Keith Oatley: The Case of Emily V.

I stumbled across this book in the crime fiction section of the library (all crime fiction obligingly marked with a yellow dot and grouped together, I only have to browse...). My attention was caught by the title, and on the back I read that it's
a terrific quasi-mystery set in Vienna and featuring a melancholic Sherlock Holmes, a smug Sigmund Freud, and an entirely engaging young classics teacher named Emily V.
Well, I had to borrow it then, didn't I? After all, I had to check if it was comparable to Laurie R. King's fantastic Sherlock Holmes pastiche.

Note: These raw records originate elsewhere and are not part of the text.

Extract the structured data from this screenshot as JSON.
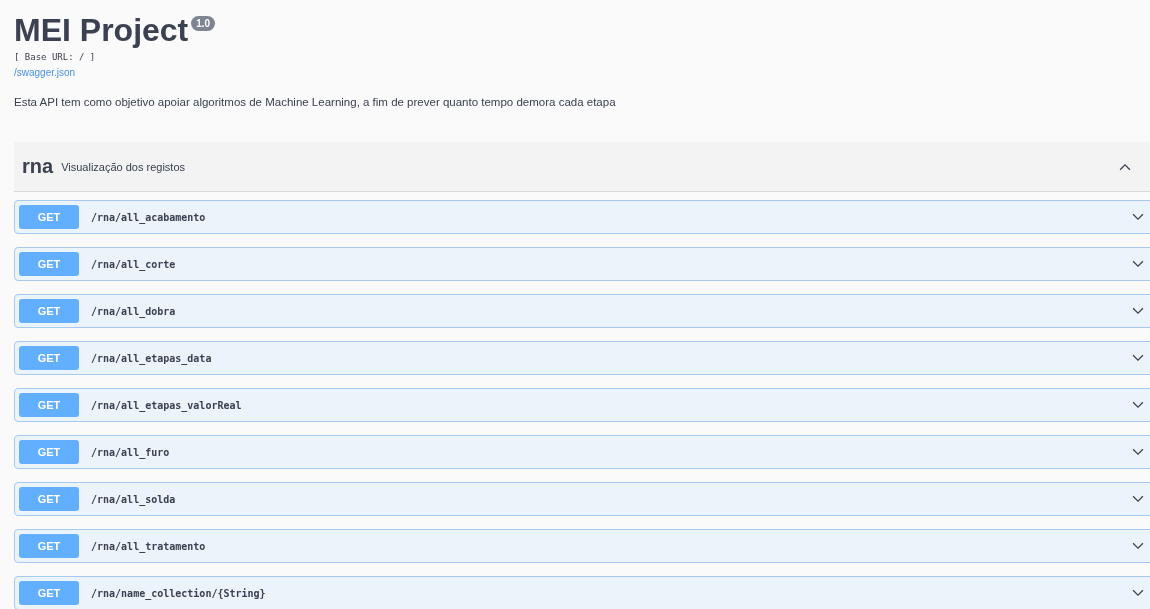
{
  "info": {
    "title": "MEI Project",
    "version": "1.0",
    "base_url": "[ Base URL: / ]",
    "spec_link": "/swagger.json",
    "description": "Esta API tem como objetivo apoiar algoritmos de Machine Learning, a fim de prever quanto tempo demora cada etapa"
  },
  "tag": {
    "name": "rna",
    "description": "Visualização dos registos",
    "expanded": true
  },
  "operations": [
    {
      "method": "GET",
      "path": "/rna/all_acabamento",
      "expanded": false
    },
    {
      "method": "GET",
      "path": "/rna/all_corte",
      "expanded": false
    },
    {
      "method": "GET",
      "path": "/rna/all_dobra",
      "expanded": false
    },
    {
      "method": "GET",
      "path": "/rna/all_etapas_data",
      "expanded": false
    },
    {
      "method": "GET",
      "path": "/rna/all_etapas_valorReal",
      "expanded": false
    },
    {
      "method": "GET",
      "path": "/rna/all_furo",
      "expanded": false
    },
    {
      "method": "GET",
      "path": "/rna/all_solda",
      "expanded": false
    },
    {
      "method": "GET",
      "path": "/rna/all_tratamento",
      "expanded": false
    },
    {
      "method": "GET",
      "path": "/rna/name_collection/{String}",
      "expanded": false
    }
  ]
}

Well, quasi-mystery is right. This is not really crime fiction, as the crime is very much by-the-way. The background idea is that three manuscripts from ca 1904 (or something) have been recovered, one by Emily V., one by Dr Watson, and one by Freud. They all centre around the same events, from different points of view. Emily V. was sexually abused as a child, and now blames herself for the death of her abuser. She starts seeing Freud on the advice of a friend. And later Holmes and Watson show up, investigating the death of the abuser, who was also a British diplomat and spy.

The novel combines these three manuscripts into one. It's cleverly done, with Oatley capturing the original narrative styles of Doyle and Freud (no that I've read much Freud, but Oatley's a professor of psychology himself, so I'm sure he knows what he's about). The last chapter is a postscript by a dr Ellen Berger, which analyzes the manuscripts you've just read. An interesting twist! I can't find her name on Google, so I'm not sure if Oatley has made her up entirely or borrowed bits of her from medical accquaintances...

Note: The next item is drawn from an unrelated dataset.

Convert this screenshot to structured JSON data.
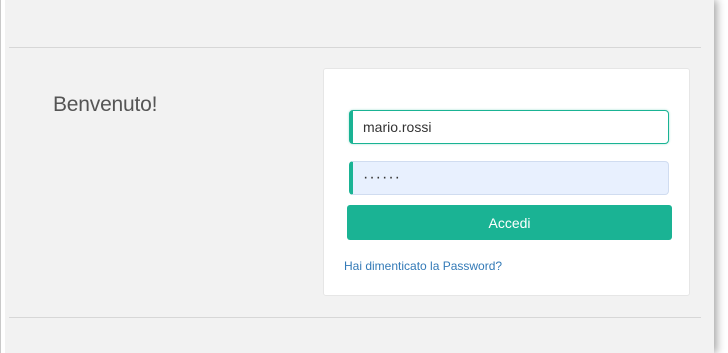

This novel reminds me of Sofies värld by Jostein Gardner, in that it presents an area of learning in a more accessible manner. Or, for that matter, Nils Holgerssons Underbara Resa... If you want to be introduced to Freudian theory it might be a good place to start.. or if you want some long-winded flowery descriptions of people having sex. The only good thing with that passage is that it is "put into context" in "Berger's" analysis at the end. (I'm too old to be interested in reading about sex, or seeing it on film. I prefer having it. I am no longer 14.) It took me a while to finish the book, partly because of said long-windedness, not only on matters of lesbian sex. It's part of the early 20th century style the book is written in, but it's a bit tedious. Well, at least if you were expecting more crime novel. The story tends to drive itself forward then.

To sum up, recommended, on the whole.

Finally: In today's DN there is a review of the Swedish translation of Dan Brown's novel Digital Fortress (which I've read. It's crap, but I liked it better than the others, probably because I'm ignorant in computer matters so he was able to feed me shite while calling it soup and I wouldn't have noticed). In the last paragraph the journalist mentions that what is truly terrifying is that Brown previously taught "creative writing". Where will this lead? Will we be flooded with "thrillers" in ten years time?

Scary thought indeed. Let's hope the students surpass the teacher, in that case.